79    The consequences of a greenfields agreement (made before any employee is employed) is that the restrictions on employee bargaining referred to in the preceding paragraph in the Full Bench decision are equally imposed. The FW Act recognises each form of bargaining. It does not prefer one over the other.

80    Section 182(3), which was referred to by the Full Bench in the last passage set out above, provides:

182    When an enterprise agreement is made

Greenfields agreement

(3)    A greenfields agreement is made when it has been signed by each employer and each relevant employee organisation that the agreement is expressed to cover (which need not be all of the relevant employee organisations for the agreement).

(Emphasis in original.)

81    Self-evidently, this provision refers only to greenfields agreements. It has nothing to say about an agreement made directly with employees. It is not relevant to suggest some circumvention of any “requirement” in s 182(3); failure to comply with its terms would spell invalidity, if it applied.

82    The Full Bench seems to have proceeded, in this part of its reasons, on an unexpressed preference for union negotiation, leading to greenfields agreements. Such a preference does not, with respect, reflect the statutory scheme. One consequence of that approach when it is followed is (as I have said) that there is no direct employee involvement at all. That may, or may not be, appropriate or the chosen course in particular cases but it cannot be elevated to the status of a rule. Such a consideration was not a relevant one in the assessment of matters under s 186(3) and (3A).

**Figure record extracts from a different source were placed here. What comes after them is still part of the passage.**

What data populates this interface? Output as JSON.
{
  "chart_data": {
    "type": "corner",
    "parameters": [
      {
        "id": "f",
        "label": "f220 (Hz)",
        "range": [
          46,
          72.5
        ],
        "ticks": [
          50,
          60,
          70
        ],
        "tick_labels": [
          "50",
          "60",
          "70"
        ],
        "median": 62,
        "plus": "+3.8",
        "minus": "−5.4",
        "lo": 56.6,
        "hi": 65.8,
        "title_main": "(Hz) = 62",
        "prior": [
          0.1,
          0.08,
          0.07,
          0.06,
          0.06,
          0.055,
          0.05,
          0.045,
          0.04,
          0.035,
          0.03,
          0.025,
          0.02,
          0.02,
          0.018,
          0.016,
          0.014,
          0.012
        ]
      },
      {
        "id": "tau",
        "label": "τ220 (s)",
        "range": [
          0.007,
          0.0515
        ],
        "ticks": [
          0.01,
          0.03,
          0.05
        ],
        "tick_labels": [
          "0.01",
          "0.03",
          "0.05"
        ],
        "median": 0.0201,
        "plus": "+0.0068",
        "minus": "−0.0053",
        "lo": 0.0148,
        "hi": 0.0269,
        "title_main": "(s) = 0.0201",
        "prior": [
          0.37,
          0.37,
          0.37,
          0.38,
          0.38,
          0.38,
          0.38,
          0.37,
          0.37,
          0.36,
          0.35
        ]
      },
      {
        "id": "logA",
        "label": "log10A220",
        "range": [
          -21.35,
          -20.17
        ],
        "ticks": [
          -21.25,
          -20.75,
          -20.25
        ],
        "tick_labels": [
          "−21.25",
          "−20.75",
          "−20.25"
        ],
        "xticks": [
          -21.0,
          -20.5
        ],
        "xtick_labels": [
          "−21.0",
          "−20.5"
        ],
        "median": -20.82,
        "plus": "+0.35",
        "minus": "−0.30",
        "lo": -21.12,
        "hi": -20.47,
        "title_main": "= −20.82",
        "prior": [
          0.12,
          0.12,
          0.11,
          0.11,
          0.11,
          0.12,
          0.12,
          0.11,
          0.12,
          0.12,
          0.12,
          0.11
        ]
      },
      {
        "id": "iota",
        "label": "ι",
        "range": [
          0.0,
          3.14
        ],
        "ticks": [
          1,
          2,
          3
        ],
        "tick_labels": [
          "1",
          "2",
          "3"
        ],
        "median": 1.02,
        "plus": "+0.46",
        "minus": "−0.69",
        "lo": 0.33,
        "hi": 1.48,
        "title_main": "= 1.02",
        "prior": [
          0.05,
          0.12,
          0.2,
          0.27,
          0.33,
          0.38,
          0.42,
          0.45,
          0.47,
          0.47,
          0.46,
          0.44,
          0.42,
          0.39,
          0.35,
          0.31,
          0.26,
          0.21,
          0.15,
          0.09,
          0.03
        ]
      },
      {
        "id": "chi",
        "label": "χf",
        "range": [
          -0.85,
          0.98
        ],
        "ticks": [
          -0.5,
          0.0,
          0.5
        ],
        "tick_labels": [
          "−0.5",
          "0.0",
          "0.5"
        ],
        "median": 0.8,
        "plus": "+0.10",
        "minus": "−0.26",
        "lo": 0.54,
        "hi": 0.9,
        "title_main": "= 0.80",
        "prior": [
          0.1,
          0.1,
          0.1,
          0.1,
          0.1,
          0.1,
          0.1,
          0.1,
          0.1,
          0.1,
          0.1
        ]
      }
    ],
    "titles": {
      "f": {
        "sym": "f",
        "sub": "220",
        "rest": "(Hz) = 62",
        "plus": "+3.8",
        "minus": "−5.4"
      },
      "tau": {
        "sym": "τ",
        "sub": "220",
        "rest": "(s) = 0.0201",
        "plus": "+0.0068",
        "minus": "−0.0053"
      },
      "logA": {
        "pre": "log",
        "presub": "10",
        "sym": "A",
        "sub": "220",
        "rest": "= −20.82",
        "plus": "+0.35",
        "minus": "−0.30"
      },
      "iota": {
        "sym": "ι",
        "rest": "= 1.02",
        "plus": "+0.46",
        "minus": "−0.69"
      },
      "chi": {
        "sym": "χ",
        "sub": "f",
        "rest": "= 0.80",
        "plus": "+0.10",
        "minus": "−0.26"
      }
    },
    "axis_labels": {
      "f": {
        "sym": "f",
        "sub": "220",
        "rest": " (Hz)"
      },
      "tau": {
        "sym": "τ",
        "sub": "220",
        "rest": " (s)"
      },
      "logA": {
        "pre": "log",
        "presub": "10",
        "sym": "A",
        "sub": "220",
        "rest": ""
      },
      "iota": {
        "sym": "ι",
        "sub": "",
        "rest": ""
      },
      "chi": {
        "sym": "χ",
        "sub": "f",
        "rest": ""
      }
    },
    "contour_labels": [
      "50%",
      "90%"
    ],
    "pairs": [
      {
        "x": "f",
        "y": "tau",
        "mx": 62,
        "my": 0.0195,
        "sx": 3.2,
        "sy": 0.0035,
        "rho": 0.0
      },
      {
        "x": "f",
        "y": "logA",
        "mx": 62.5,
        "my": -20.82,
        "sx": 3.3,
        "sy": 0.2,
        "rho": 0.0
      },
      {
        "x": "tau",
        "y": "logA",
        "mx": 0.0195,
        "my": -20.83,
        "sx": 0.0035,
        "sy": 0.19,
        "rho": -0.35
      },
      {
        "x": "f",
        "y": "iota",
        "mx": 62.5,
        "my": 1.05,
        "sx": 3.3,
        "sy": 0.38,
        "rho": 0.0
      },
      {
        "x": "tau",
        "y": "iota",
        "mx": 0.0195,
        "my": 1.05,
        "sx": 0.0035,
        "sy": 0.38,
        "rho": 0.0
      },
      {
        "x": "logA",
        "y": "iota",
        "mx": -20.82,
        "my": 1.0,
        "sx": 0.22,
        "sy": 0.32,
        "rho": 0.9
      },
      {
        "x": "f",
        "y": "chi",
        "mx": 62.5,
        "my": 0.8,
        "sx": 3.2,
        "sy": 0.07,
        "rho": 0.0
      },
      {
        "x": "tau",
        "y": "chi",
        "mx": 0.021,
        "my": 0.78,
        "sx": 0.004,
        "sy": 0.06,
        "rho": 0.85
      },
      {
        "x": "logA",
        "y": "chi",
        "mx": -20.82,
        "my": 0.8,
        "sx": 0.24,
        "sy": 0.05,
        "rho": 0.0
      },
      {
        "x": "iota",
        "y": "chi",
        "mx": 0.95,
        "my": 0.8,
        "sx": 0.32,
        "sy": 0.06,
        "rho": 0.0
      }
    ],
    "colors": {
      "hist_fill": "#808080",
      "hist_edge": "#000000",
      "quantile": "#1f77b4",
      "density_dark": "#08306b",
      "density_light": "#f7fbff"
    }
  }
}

83    The Full Bench did not say directly that it may not be fair for an enterprise agreement made with three existing employees to cover a wide range of other classifications and jobs in which they may have no conceivable interest, or that the group thereby constituted may not be fairly chosen. I do not exclude the possibility that such an assessment may be available in a proper case but it is not necessary to pursue that question here.

84    I agree with the conclusion of the primary judge that the Full Bench made a second jurisdictional error in its reliance upon its specific finding that the agreement would undermine collective bargaining, for the reasons which it gave.

Conclusion

85    Those conclusions are sufficient to explain why I would dismiss the appeal. In my view, it is neither necessary nor desirable to attempt to be more definitive about the jurisdictional limits upon the way in which the FWC might approach its statutory task. Those limits are set by the FW Act, rather than by judgments of this Court. It is important to recognise, however, that within any such jurisdictional limits the judgments required (often broad and evaluative) are ones for the FWC, and not this Court.

86    I would dismiss the appeal.

I certify that the preceding eighty-three (83) numbered paragraphs are a true copy of the Reasons for Judgment herein of the Honourable Justice Buchanan.

Associate:

Dated:    24 February 2015

IN THE FEDERAL COURT OF AUSTRALIA

WESTERN AUSTRALIA DISTRICT REGISTRY

FAIR WORK DIVISION

WAD 81 of 2014

ON APPEAL FROM THE FEDERAL COURT OF AUSTRALIA

BETWEEN:

CONSTRUCTION, FORESTRY, MINING AND ENERGY UNION

Appellant

AND:

JOHN HOLLAND PTY LTD

First Respondent

FAIR WORK COMMISSION

Second Respondent

JUDGES:

BESANKO, BUCHANAN AND BARKER JJ

DATE:

24 fEBRUARY 2015

PLACE:

PERTH

REASONS FOR JUDGMENT

Barker J:

87    I agree, generally for the reasons given by Buchanan J, which I have read in draft, that this appeal should be dismissed.

I certify that the preceding one (1) numbered paragraph is a true copy of the Reasons for Judgment herein of the Honourable Justice Barker.